OEM Engineering Evaluation Checklist
This checklist translates AZJ Smart 60 GHz Human Presence mmWave Radar Sensor and 77 GHz Directional Motion & Zone Radar Sensor into structured engineering evaluation criteria used by OEM R&D, system architects, and compliance teams during supplier qualification.
Evaluation Scope
The checklist addresses mmWave radar sensing fundamentals, embedded firmware architecture, system-level integration methodology, and compliance readiness relevant to 60 GHz Human Presence mmWave Radar Sensor and 77 GHz Directional Motion & Zone Radar Sensor. Each item reflects standard engineering review topics encountered during design-in and qualification phases.

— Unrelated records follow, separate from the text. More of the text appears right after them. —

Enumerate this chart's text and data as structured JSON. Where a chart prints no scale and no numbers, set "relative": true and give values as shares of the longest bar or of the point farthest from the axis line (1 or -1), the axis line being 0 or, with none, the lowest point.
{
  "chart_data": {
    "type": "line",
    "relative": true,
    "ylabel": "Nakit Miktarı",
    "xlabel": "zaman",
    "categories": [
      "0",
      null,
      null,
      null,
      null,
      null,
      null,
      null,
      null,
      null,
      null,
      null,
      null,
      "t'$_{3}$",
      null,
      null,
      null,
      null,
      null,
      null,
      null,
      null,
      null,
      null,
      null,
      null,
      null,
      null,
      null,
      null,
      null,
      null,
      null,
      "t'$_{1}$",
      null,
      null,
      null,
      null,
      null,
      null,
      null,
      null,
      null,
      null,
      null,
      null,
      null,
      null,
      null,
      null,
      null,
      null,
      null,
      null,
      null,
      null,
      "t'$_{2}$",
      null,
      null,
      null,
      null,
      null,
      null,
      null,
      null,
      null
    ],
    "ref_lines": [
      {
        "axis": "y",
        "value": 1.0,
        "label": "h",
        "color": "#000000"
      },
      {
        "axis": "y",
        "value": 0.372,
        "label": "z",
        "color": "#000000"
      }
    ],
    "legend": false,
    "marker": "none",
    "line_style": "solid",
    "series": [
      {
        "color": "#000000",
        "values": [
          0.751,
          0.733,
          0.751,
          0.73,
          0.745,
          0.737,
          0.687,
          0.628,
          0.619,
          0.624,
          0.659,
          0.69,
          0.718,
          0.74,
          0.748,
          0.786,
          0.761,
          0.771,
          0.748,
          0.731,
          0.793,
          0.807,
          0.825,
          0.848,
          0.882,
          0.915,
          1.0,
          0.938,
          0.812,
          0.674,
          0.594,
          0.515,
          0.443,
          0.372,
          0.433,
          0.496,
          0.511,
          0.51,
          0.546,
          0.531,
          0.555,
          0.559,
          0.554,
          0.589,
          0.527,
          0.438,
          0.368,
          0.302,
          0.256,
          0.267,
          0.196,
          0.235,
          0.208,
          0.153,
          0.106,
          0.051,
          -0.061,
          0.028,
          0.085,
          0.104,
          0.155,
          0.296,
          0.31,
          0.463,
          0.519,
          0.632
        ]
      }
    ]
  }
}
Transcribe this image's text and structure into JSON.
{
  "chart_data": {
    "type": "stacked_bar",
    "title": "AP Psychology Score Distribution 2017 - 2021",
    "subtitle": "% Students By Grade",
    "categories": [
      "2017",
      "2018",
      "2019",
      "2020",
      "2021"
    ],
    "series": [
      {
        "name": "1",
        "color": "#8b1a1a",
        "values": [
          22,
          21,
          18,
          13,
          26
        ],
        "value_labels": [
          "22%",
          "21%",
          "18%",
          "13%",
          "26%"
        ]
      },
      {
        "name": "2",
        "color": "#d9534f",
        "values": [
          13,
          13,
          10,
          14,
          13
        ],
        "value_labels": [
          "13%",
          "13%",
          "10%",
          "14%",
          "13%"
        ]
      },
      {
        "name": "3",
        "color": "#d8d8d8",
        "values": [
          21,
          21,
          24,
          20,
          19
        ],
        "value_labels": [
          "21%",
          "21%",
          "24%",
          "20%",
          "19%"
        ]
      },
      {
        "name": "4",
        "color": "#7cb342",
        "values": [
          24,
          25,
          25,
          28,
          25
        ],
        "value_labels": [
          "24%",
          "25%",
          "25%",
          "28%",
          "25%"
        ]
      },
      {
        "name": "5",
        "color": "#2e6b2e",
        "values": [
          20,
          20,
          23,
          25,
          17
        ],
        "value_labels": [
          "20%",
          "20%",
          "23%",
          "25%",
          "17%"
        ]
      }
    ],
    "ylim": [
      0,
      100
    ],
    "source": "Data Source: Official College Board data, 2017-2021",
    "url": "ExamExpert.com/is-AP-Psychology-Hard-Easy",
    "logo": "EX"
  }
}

1. mmWave Radar Sensing Technology
| Evaluation Item | Engineering Question | AZJ Smart Position |
|---|---|---|
| Detection Principle | Is the sensing principle suitable for continuous presence and micro-motion detection at sensor level? | 60 GHz Human Presence mmWave Radar Sensor and 77 GHz Directional Motion & Zone Radar Sensor based on phase and Doppler analysis, supporting both static presence and dynamic motion detection. |
| Environmental Robustness | Does sensor performance remain stable across lighting conditions, temperature variations, and typical indoor environments? | RF-based sensing independent of ambient light, with stable performance across common indoor environmental conditions. |
| Privacy Characteristics | Does the sensing method introduce imaging, biometric, or personal data concerns? | Non-imaging radar sensing. No visual data acquisition and no personal identity data generation. |
| Operational Boundaries | Are detection limits, installation constraints, and coverage characteristics clearly defined at sensor level? | Installation-dependent performance boundaries defined, documented, and communicated for system integration. |
2. Embedded Firmware Architecture
| Evaluation Item | Engineering Question | AZJ Smart Position |
|---|---|---|
| Deterministic Behavior | Is firmware execution predictable under continuous, long-term operation? | RTOS-based firmware architecture with deterministic task scheduling and timing control. |
| Architecture Transparency | Are hardware control, radar signal processing, and application logic clearly separated? | Layered firmware architecture: hardware abstraction, radar control, signal processing, application logic, and external interfaces. |
| Lifecycle Maintainability | Can firmware be maintained across extended lifecycles typical of OEM deployments? | Modular firmware components, revision traceability, and controlled update strategy. |
| Integration Interfaces | Are data outputs and configuration interfaces stable and documented for OEM system integration? | Defined data structures, configuration parameters, and diagnostic access interfaces. |
3. System Integration Methodology
| Evaluation Item | Engineering Question | AZJ Smart Position |
|---|---|---|
| Integration Philosophy | Is the radar sensor delivered as an integratable system component, rather than a closed black-box solution? | Clear separation between sensing, control, and application layers, enabling OEM system ownership. |
| Electrical Integration | Are power requirements, startup behavior, and EMC considerations defined? | Electrical characteristics and integration constraints clearly specified and documented. |
| Communication Interfaces | Are communication interfaces suitable for diverse host platforms and system controllers? | Structured communication interfaces supporting configuration, data output, and diagnostics. |
| Commissioning Process | Is commissioning treated as an engineering-controlled process rather than an ad-hoc procedure? | Defined bring-up, parameter tuning, validation, and verification methodology. |
4. Compliance & Certification Framework
| Evaluation Item | Engineering Question | AZJ Smart Position |
|---|---|---|
| Compliance Strategy | Is regulatory compliance considered during the radar sensor design phase? | Design-for-compliance approach integrated from early architecture definition. |
| Responsibility Boundary | Are component-level and system-level compliance responsibilities clearly defined? | Compliance readiness provided; final system certification retained by the OEM. |
| Documentation Readiness | Is technical documentation structured to support certification activities and regulatory audits? | Technical descriptions, test evidence, and integration guidance prepared for compliance use. |
| Change Traceability | Are hardware and firmware revisions traceable for re-certification planning? | Revision identification, change tracking, and impact assessment maintained. |
Engineering Assessment Summary
AZJ Smart 60 GHz Human Presence mmWave Radar Sensor and 77 GHz Directional Motion & Zone Radar Sensor are positioned as deterministic, integration-oriented, and compliance-aware OEM components. The architecture supports long-term system ownership by OEM partners while reducing technical and regulatory uncertainty throughout the lifecycle.